Wszyscy ruszyli w stronę sali, na
której leżała Laura, lecz lekarz nas zatrzymał.
-Stop! Pojedynczo, albo w ogóle!-krzyknął.-
To kto pierwszy?
-Może Ross?- powiedziała Ryd i
lekko się uśmiechnęła.
-Dziękuję.- odparłem i pobiegłem
do Laury.
Leżała tam. Miała zamknięte oczy. Spała.
Miałem nadzieje, że się obudzi. Musiała się obudzić. Bez niej nie mogłem żyć.
~*~
Siedzieliśmy już tu od paru godzin, lecz nikt
nie chciał nam powiedzieć czy Laura się obudziła. Przypomniałem sobie co
powiedział mi lekarz, gdy siedziałem w sali u Laury „Proszę już wyjść. Pani
Laura musi odpoczywać Przykro mi, ale nikt więcej już nie może wejść”. Czy ona
umiera? Czy w takim razie ja tez umieram? Jak ona umrze to wraz z nią umrze
moja dusza? Ona musi żyć. Już miałem iść
do lekarza, gdy podeszła do nas pielęgniarka i oznajmiła:
-Pani Laura obudziła się, lecz ma
amnezję. Powinna sobie wszystko po jakimś czasie przypomnieć, lecz nie musi się
to stać.
-A czy możemy do niej pójść?-
spytałem cicho.
-Tak, proszę.
-Dziękujemy.
Ruszyliśmy biegiem do sali Laury i wpadliśmy
do niej jak tornado. Laura spojrzała się na nas i zrobiła zdziwioną minę. Serce
mi pękło. Nie pamiętała mnie.
*oczami Laury*
Gdy
leżałam i próbowałam przypomnieć co się stało, do sali wpadła grupka
nastolatków. Od razu rzucili się na mnie. Zaczęli mnie całować i ściskać, lecz
pewien blondyn stał cały czas w drzwiach. Gdy poczuł, ze jest obserwowany
spojrzał na mnie. Poczułam coś czego nie mogłam określić. Pewną więź, lecz nie
mogłam go sobie przypomnieć. Gdy w końcu wszyscy ode mnie odeszli spytałam:
-Prze…e…praszam, a…ale ja was nie
pamiętam. Lekarz powiedział mi, że miałam pewien wypadek, i że straciłam bardzo
dużo krwi, i…i że przez to mam amnezje.- powiedziałam cicho.
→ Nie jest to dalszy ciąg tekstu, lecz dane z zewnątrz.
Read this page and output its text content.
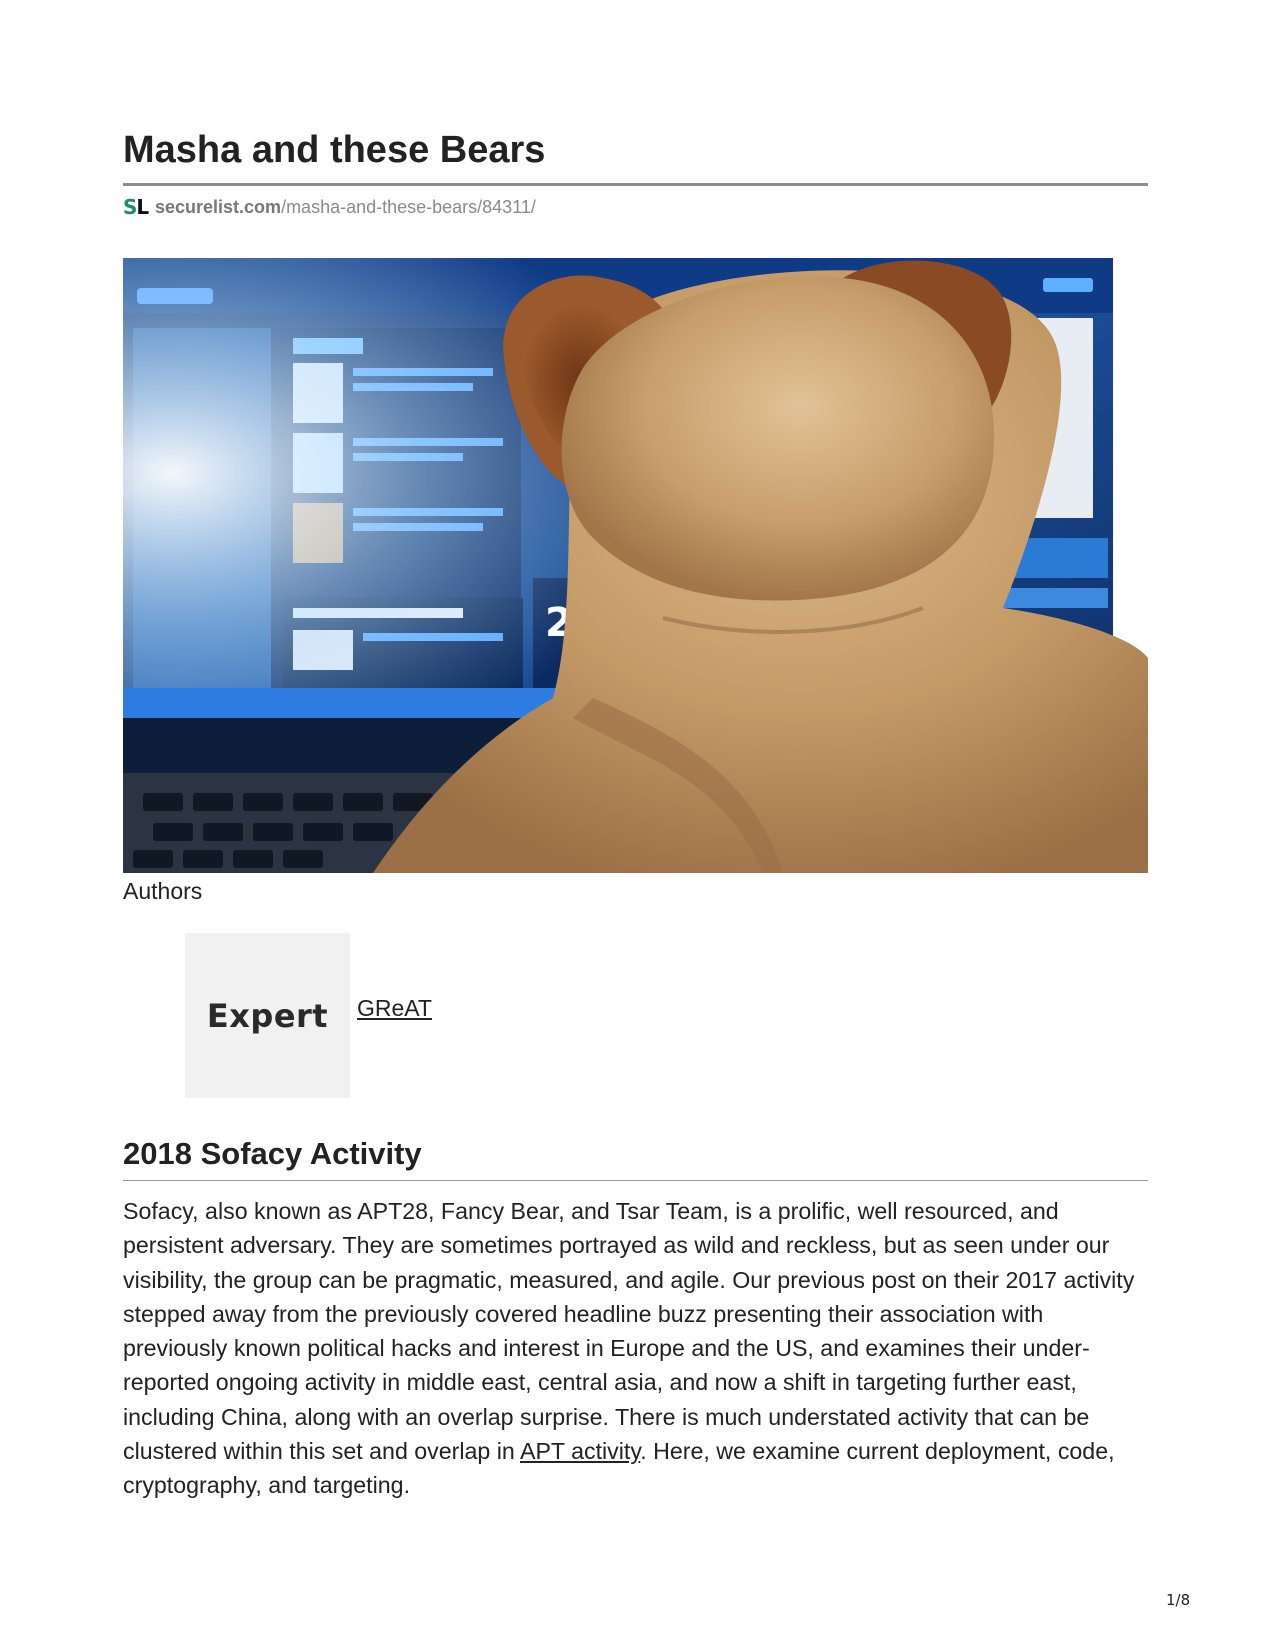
Masha and these Bears
SL securelist.com /masha-and-these-bears/84311/
Authors
Expert	GReAT
2018 Sofacy Activity

Sofacy, also known as APT28, Fancy Bear, and Tsar Team, is a prolific, well resourced, and persistent adversary. They are sometimes portrayed as wild and reckless, but as seen under our visibility, the group can be pragmatic, measured, and agile. Our previous post on their 2017 activity stepped away from the previously covered headline buzz presenting their association with previously known political hacks and interest in Europe and the US, and examines their under-reported ongoing activity in middle east, central asia, and now a shift in targeting further east, including China, along with an overlap surprise. There is much understated activity that can be clustered within this set and overlap in APT activity. Here, we examine current deployment, code, cryptography, and targeting.

1/8
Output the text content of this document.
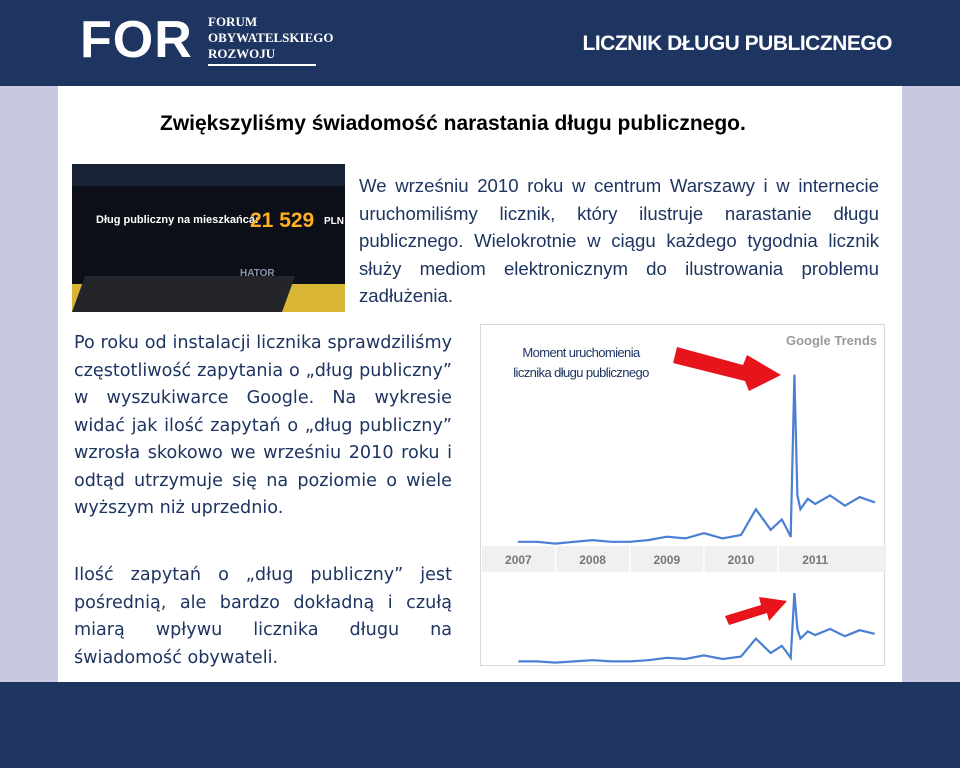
FOR FORUM
OBYWATELSKIEGO
ROZWOJU	LICZNIK DŁUGU PUBLICZNEGO
Zwiększyliśmy świadomość narastania długu publicznego.
Dług publiczny na mieszkańca:
21 529 PLN
HATOR
We wrześniu 2010 roku w centrum Warszawy i w internecie uruchomiliśmy licznik, który ilustruje narastanie długu publicznego. Wielokrotnie w ciągu każdego tygodnia licznik służy mediom elektronicznym do ilustrowania problemu zadłużenia.
Po roku od instalacji licznika sprawdziliśmy częstotliwość zapytania o „dług publiczny” w wyszukiwarce Google. Na wykresie widać jak ilość zapytań o „dług publiczny” wzrosła skokowo we wrześniu 2010 roku i odtąd utrzymuje się na poziomie o wiele wyższym niż uprzednio.
Ilość zapytań o „dług publiczny” jest pośrednią, ale bardzo dokładną i czułą miarą wpływu licznika długu na świadomość obywateli.
Google Trends
Moment uruchomienia
licznika długu publicznego
2007	2008	2009	2010	2011
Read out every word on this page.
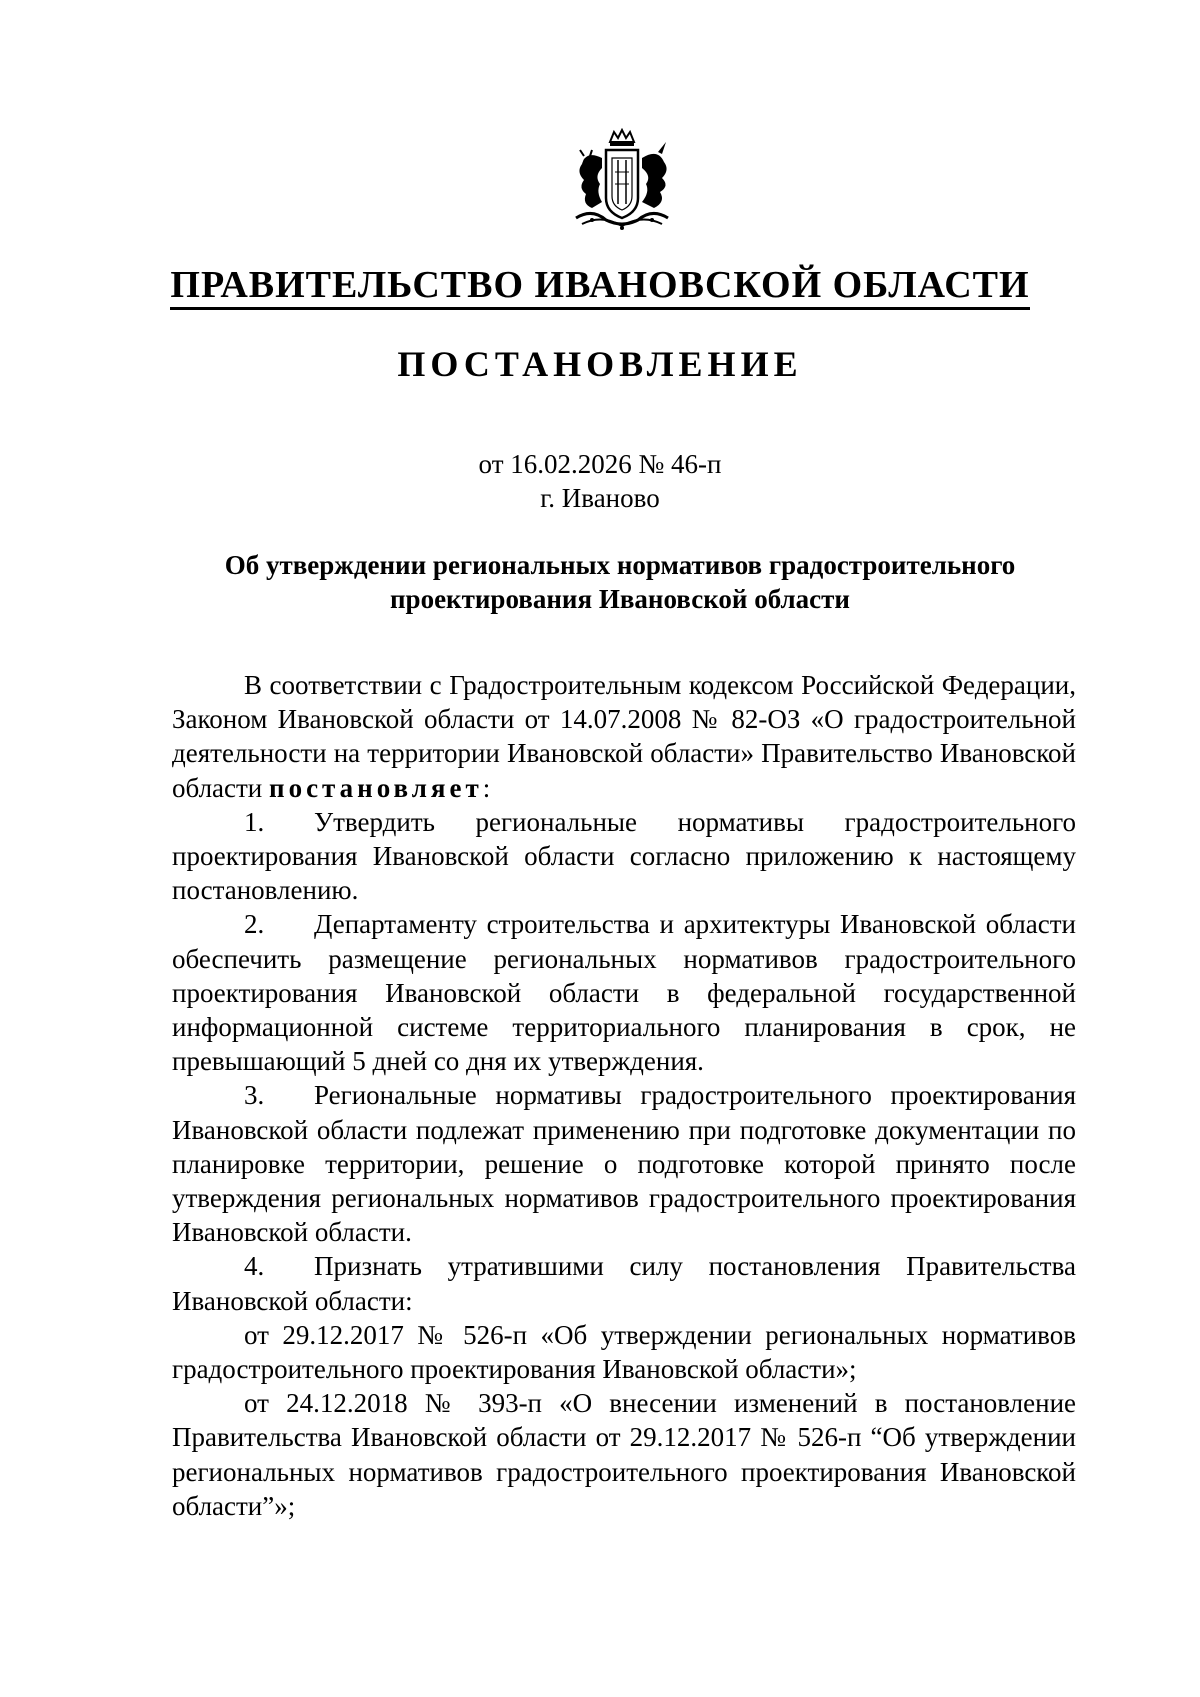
ПРАВИТЕЛЬСТВО ИВАНОВСКОЙ ОБЛАСТИ
ПОСТАНОВЛЕНИЕ
от 16.02.2026 № 46-п
г. Иваново
Об утверждении региональных нормативов градостроительного
проектирования Ивановской области

В соответствии с Градостроительным кодексом Российской Федерации, Законом Ивановской области от 14.07.2008 № 82-ОЗ «О градостроительной деятельности на территории Ивановской области» Правительство Ивановской области постановляет:

1. Утвердить региональные нормативы градостроительного проектирования Ивановской области согласно приложению к настоящему постановлению.

2. Департаменту строительства и архитектуры Ивановской области обеспечить размещение региональных нормативов градостроительного проектирования Ивановской области в федеральной государственной информационной системе территориального планирования в срок, не превышающий 5 дней со дня их утверждения.

3. Региональные нормативы градостроительного проектирования Ивановской области подлежат применению при подготовке документации по планировке территории, решение о подготовке которой принято после утверждения региональных нормативов градостроительного проектирования Ивановской области.

4. Признать утратившими силу постановления Правительства Ивановской области:

от 29.12.2017 № 526-п «Об утверждении региональных нормативов градостроительного проектирования Ивановской области»;

от 24.12.2018 № 393-п «О внесении изменений в постановление Правительства Ивановской области от 29.12.2017 № 526-п “Об утверждении региональных нормативов градостроительного проектирования Ивановской области”»;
-To nic, skarbie.- powiedział
dziewczyna.- Pomożemy ci sobie przypomnieć. Ja jestem Rydel. A to moi bracia:
Riker, Rocky i Ryland. A to są nasi przyjaciele: Raini, Calum, Avan, Ratliff i
Avan. A to jest twoja siostra Vanessa.
-Cześć wam.- powiedziałam lekko
zawstydzona i zwróciłam się do chłopaka stojącego w drzwiach. – A ty to kto?
-A to jest Ross, twój …- Rydel
nie zdążyła dokończyć ponieważ Ross spojrzał na nią spode łba.
-Jestem Ross. Brat Rydel i
reszty. Jesteśmy najlepszymi przyjaciółmi.- powidział słabo.
-Serio? To dlatego.- powiedziałam
i uśmiechnęłam się do niego.
-Co dlatego?- spytał.
-Dlatego to poczułam.
-Co poczułaś?- spytał Ross z
świecącymi się ze szczęścia oczami.
-Yy… no jakbym cię znała.-
powiedziałam lekko oszołomiona.
-Serio? Pamiętasz mnie? TYLKO
MNIE?
-No…t…tak.
Chłopiec spojrzał na siostrę. Ta
uśmiechnęła się do niego i zwróciła do reszty.
-To może zostawmy ich samych.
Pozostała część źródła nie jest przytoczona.